# Multivariate Analysis Task 1
# Titanic Dataset
# Abdullah Al-Firdaus Nuzula (008) / INT24
# 1. Dataset Prepare
df <- read.csv("Titanic-Dataset.csv")
# 2. Preprocessing : Numerical Column and Cleaning Data
data_numerical <- df[, c("Age", "SibSp", "Parch", "Fare")]
clean_data <- na.omit(data_numerical)
head(clean_data)
## Age SibSp Parch Fare
## 1 22 1 0 7.2500
## 2 38 1 0 71.2833
## 3 26 0 0 7.9250
## 4 35 1 0 53.1000
## 5 35 0 0 8.0500
## 7 54 0 0 51.8625
###The data has been prepared, namely we have taken the numeric columns and we have also cleaned them by removing NaN.
# 3. Correlation Matrix
cor_matrix <- cor(clean_data)
## Correlation Matrix
print(cor_matrix)
## Age SibSp Parch Fare
## Age 1.00000000 -0.3082468 -0.1891193 0.09606669
## SibSp -0.30824676 1.0000000 0.3838199 0.13832879
## Parch -0.18911926 0.3838199 1.0000000 0.20511888
## Fare 0.09606669 0.1383288 0.2051189 1.00000000
### In general, correlation matrices show values between -1 and +1. This correlation shows us the relationship between variables with different units (Age vs. Ticket price).
### This can be seen from SibSp vs. Parch (+0.38), which is the strongest correlation in this matrix. I want to show that passengers tend to travel in large family groups (father, mother, children, uncles, aunts, etc.). If a passenger has many siblings (high SibSp), it is likely that their parents will also accompany them (high Parch).
### There is a negative correlation in Age vs. SibSp (-0.308), meaning that the younger the passenger, the more siblings (SibSp) they bring, because children (younger age) usually travel with their older and younger siblings.
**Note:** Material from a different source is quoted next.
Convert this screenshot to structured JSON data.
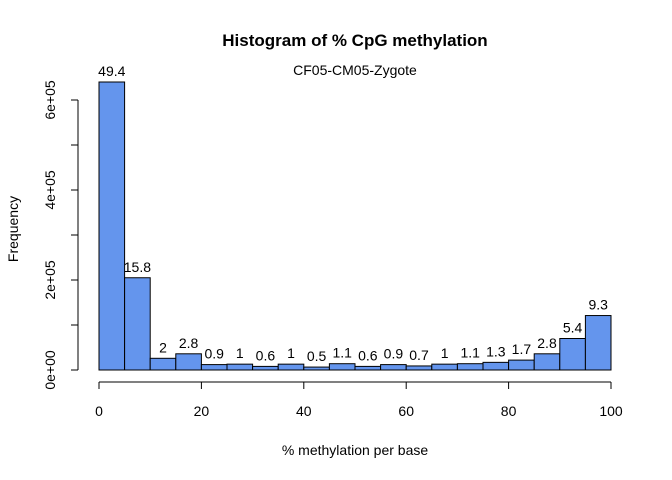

Conversely, adults (older age) more often travel alone or only with their partner (fewer SibSp compared to children who have 3-4 siblings).
# 4. Variance-Covariance Matrix
cov_matrix <- cov(clean_data)
## Variance-Covariance Matrix
print(cov_matrix)
## Age SibSp Parch Fare
## Age 211.019125 -4.1633339 -2.3441911 73.849030
## SibSp -4.163334 0.8644973 0.3045128 6.806212
## Parch -2.344191 0.3045128 0.7281027 9.262176
## Fare 73.849030 6.8062117 9.2621760 2800.413100
### The diagonal numbers from top left to bottom right are the variances of each variable, so we can see that the variance of Fare is very large because ticket prices vary greatly, ranging from very cheap to very expensive VIP tickets, resulting in a very wide range of numbers.
### Similarly, SibSp. and Parch have small variances because the data is not widely dispersed, with values only ranging from small numbers.
# 5. Eigen Value & Vector
eigen_results <- eigen(cov_matrix)
## Eigen Values
print(eigen_results$values)
## [1] 2802.5636587 209.0385659 0.9438783 0.4787214
## Eigen Vectors
print(eigen_results$vectors)
## [,1] [,2] [,3] [,4]
## [1,] 0.028477552 0.99929943 -0.024018111 0.0035788596
## [2,] 0.002386349 -0.02093144 -0.773693322 0.6332099362
## [3,] 0.003280818 -0.01253786 -0.633088089 -0.7739712590
## [4,] 0.999586200 -0.02837826 0.004609234 0.0009266652
### Eigen Values represent the amount of variance (information) that can be explained by each new component (eigenvector). The total sum of eigenvalues is equal to the total sum of variance on the main diagonal of the covariance matrix (Trace). Since we calculate the eigenvalues of the covariance matrix on unscaled data, the first eigenvalue we have is 2802.56.
### Fare has units of thousands/hundreds, while SibSp has units of units (0-8). Because the variance of Fare is very large (around 2800), the first principal component is completely “attracted” towards Fare.
### Almost all of the diversity (variability) of the data in this dataset is dominated by differences in ticket prices (Fare) and age (Age), while the number of families (SibSp and Parch) has a very small contribution to variance (less than 1).
### Eigen Vectors. This is a 4x4 matrix. Each column represents one eigenvector paired with the corresponding eigenvalue above. The rows represent the original variables (Age, SibSp, Parch, Fare).
### For statistical analysis (such as PCA), ideally the data should first be standardized (using a Correlation Matrix) so that small-scale variables are still considered equivalent.